A bit of Google digging revealed that monker was urban slang for someone who looks like a monkey, and garkel was a term for a 19th century slave master’s abode in the deep south. Not so much artificial intelligence as a very real lack of it.

So it was with some trepidation that I approached Dream Factory, a beer for which London brewer Two Tribes used AI to design the can.

It did so by inviting followers to use an online AI-image generator called Midjourney, on the Discord platform, to submit ideas. It’s effectively a drawing and painting bot for people who can’t draw or paint. You type in a short description of the image you’d like to come to life, and in a few seconds it gives you four alternatives.

I experimented myself. The T&Cs prevent me sharing the image that came up for “Cambridge Wine Merchants as it would appear at daybreak on Saturn”, but it did come up with various representations of a shop with what was identifiable as wine in its windows against a sunrise backdrop, as if drawn by prog rock album cover illustrator Roger Dean, but with the name misspelt as four variations on the theme of “CAAIISTRAIA”. A request for images of a man serving craft beer to a woman in a wine shop was a little more successful, with four options that could quite happily usurp clip art on a retailer’s email newsletter.
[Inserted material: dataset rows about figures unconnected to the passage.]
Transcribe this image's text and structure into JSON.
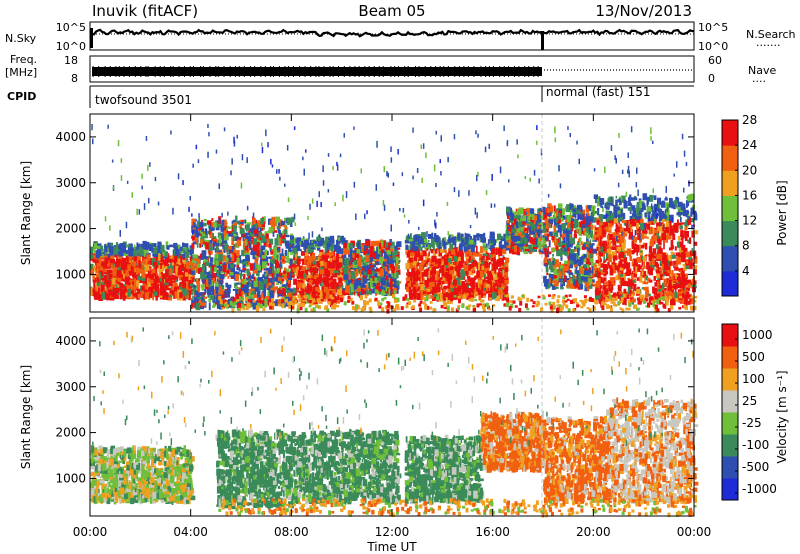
{
  "header": {
    "station": "Inuvik (fitACF)",
    "beam": "Beam 05",
    "date": "13/Nov/2013"
  },
  "sky_panel": {
    "left_label": "N.Sky",
    "right_label": "N.Search",
    "right_label_dots": "·······",
    "ytick_top": "10^5",
    "ytick_bottom": "10^0"
  },
  "freq_panel": {
    "left_label_1": "Freq.",
    "left_label_2": "[MHz]",
    "left_tick_top": "18",
    "left_tick_bottom": "8",
    "right_label": "Nave",
    "right_label_dots": "····",
    "right_tick_top": "60",
    "right_tick_bottom": "0"
  },
  "cpid": {
    "label": "CPID",
    "segments": [
      {
        "name": "twofsound 3501",
        "start_hour": 0,
        "end_hour": 18
      },
      {
        "name": "normal (fast) 151",
        "start_hour": 18,
        "end_hour": 24
      }
    ]
  },
  "chart_data": [
    {
      "type": "heatmap",
      "title": "",
      "quantity": "power",
      "xlabel": "Time UT",
      "ylabel": "Slant Range [km]",
      "xlim": [
        0,
        24
      ],
      "ylim": [
        180,
        4500
      ],
      "yticks": [
        "1000",
        "2000",
        "3000",
        "4000"
      ],
      "colorbar": {
        "label": "Power [dB]",
        "ticks": [
          "4",
          "8",
          "12",
          "16",
          "20",
          "24",
          "28"
        ],
        "colors": [
          "#1f2bd6",
          "#2f4fb0",
          "#3a8a5a",
          "#6fbf3a",
          "#f0a020",
          "#f06010",
          "#e81010"
        ]
      },
      "regions": [
        {
          "t": [
            0.0,
            4.0
          ],
          "r": [
            500,
            1650
          ],
          "level": "high"
        },
        {
          "t": [
            4.0,
            8.0
          ],
          "r": [
            300,
            2200
          ],
          "level": "mixed"
        },
        {
          "t": [
            8.0,
            10.0
          ],
          "r": [
            400,
            1800
          ],
          "level": "high"
        },
        {
          "t": [
            10.0,
            12.2
          ],
          "r": [
            600,
            1700
          ],
          "level": "mixed"
        },
        {
          "t": [
            12.5,
            16.5
          ],
          "r": [
            500,
            1850
          ],
          "level": "high"
        },
        {
          "t": [
            16.5,
            18.0
          ],
          "r": [
            1500,
            2400
          ],
          "level": "mixed"
        },
        {
          "t": [
            18.0,
            20.0
          ],
          "r": [
            700,
            2500
          ],
          "level": "mixed"
        },
        {
          "t": [
            20.0,
            24.0
          ],
          "r": [
            400,
            2700
          ],
          "level": "high"
        }
      ]
    },
    {
      "type": "heatmap",
      "title": "",
      "quantity": "velocity",
      "xlabel": "Time UT",
      "ylabel": "Slant Range [km]",
      "xlim": [
        0,
        24
      ],
      "ylim": [
        180,
        4500
      ],
      "xticks": [
        "00:00",
        "04:00",
        "08:00",
        "12:00",
        "16:00",
        "20:00",
        "00:00"
      ],
      "yticks": [
        "1000",
        "2000",
        "3000",
        "4000"
      ],
      "colorbar": {
        "label": "Velocity [m s⁻¹]",
        "ticks": [
          "1000",
          "500",
          "100",
          "25",
          "-25",
          "-100",
          "-500",
          "-1000"
        ],
        "colors": [
          "#1f2bd6",
          "#2f4fb0",
          "#3a8a5a",
          "#6fbf3a",
          "#c8c8c0",
          "#f0a020",
          "#f06010",
          "#e81010"
        ]
      },
      "regions": [
        {
          "t": [
            0.0,
            4.0
          ],
          "r": [
            500,
            1650
          ],
          "level": "mixed"
        },
        {
          "t": [
            5.0,
            8.0
          ],
          "r": [
            400,
            2000
          ],
          "level": "green"
        },
        {
          "t": [
            8.0,
            12.2
          ],
          "r": [
            500,
            2000
          ],
          "level": "green"
        },
        {
          "t": [
            12.5,
            15.5
          ],
          "r": [
            500,
            1900
          ],
          "level": "green"
        },
        {
          "t": [
            15.5,
            18.0
          ],
          "r": [
            1200,
            2400
          ],
          "level": "orange"
        },
        {
          "t": [
            18.0,
            20.5
          ],
          "r": [
            500,
            2300
          ],
          "level": "orange"
        },
        {
          "t": [
            20.5,
            24.0
          ],
          "r": [
            500,
            2700
          ],
          "level": "gray-orange"
        }
      ]
    }
  ]
}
Two Tribes had 1,800 submissions for its beer can over a two-week period, eight of which were smashed together to create a pack in the brewer’s trademark pop art style. It’s certainly a striking design, though presumably the manual task of whittling down the entries was more time-consuming than the traditional small business route of getting Sue from accounts’ lad to knock something up because he’s studying graphic design at night school.

Still, it would be an interesting exercise to see what young Olly would come up with given the successful briefs given to Midjourney, which included “lemon with Elvis hair detailed polaroid”, “knitted hotdog” and “Indian Andy Warhol hops on T-shirt mango pants 16 eyes 2 pairs of polka dot glasses”.
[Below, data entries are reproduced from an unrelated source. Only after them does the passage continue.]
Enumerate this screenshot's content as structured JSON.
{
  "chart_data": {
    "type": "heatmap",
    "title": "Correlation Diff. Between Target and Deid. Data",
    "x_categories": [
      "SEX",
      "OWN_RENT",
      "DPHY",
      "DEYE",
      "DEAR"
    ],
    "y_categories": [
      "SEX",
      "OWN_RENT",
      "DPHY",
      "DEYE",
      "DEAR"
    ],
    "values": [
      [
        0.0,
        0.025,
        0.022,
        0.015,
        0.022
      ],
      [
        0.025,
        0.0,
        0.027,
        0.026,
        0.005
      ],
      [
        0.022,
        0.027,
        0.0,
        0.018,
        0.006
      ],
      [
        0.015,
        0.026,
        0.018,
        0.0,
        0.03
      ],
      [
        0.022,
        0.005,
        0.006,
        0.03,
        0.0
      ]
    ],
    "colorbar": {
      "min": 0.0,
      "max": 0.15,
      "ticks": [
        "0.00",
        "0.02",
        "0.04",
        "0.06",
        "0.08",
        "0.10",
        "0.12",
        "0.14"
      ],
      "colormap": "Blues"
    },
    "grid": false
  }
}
The press blurb put out on behalf of the brewery even mentioned design elements that didn’t make the can – “Brian Blessed behaving like an otter” – but, alas, without ever mentioning what the beer tastes like.
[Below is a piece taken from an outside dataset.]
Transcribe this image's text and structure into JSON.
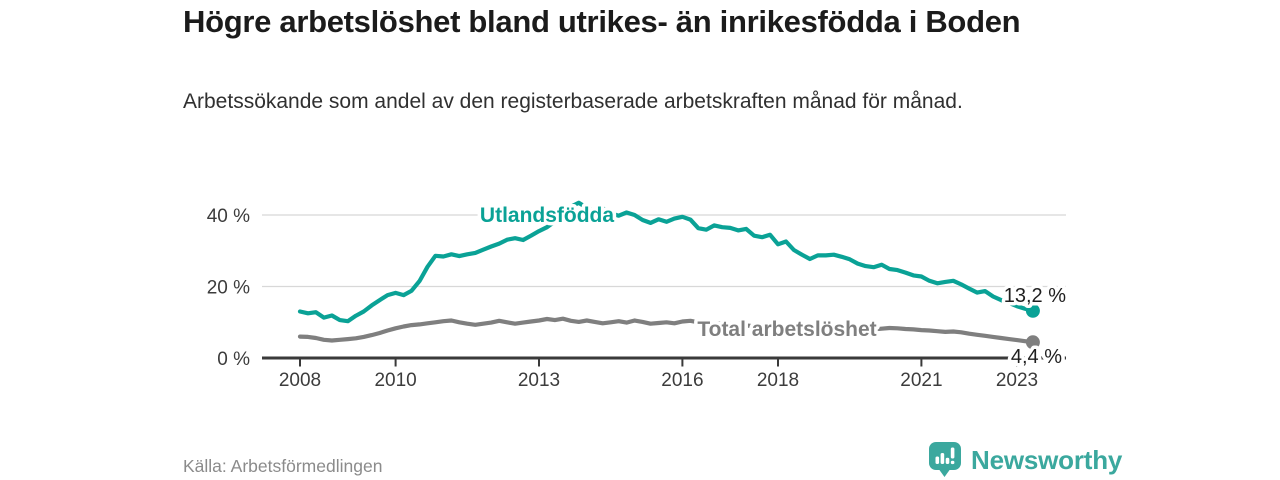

True, it sometimes feels like the design of craft beer cans has become almost as important as the liquid contents in recent years, though brewers forget the latter at their peril. The can might achieve your first sale, but only the quality of the beer will gain your second.

It’s easy to be cynical of course, but reference to the taste would have given cause to take the exercise more seriously. Though “this sort of thing” may well become a conventional design tool in the future, at the moment it’s difficult to see it as anything but an artificial gimmick.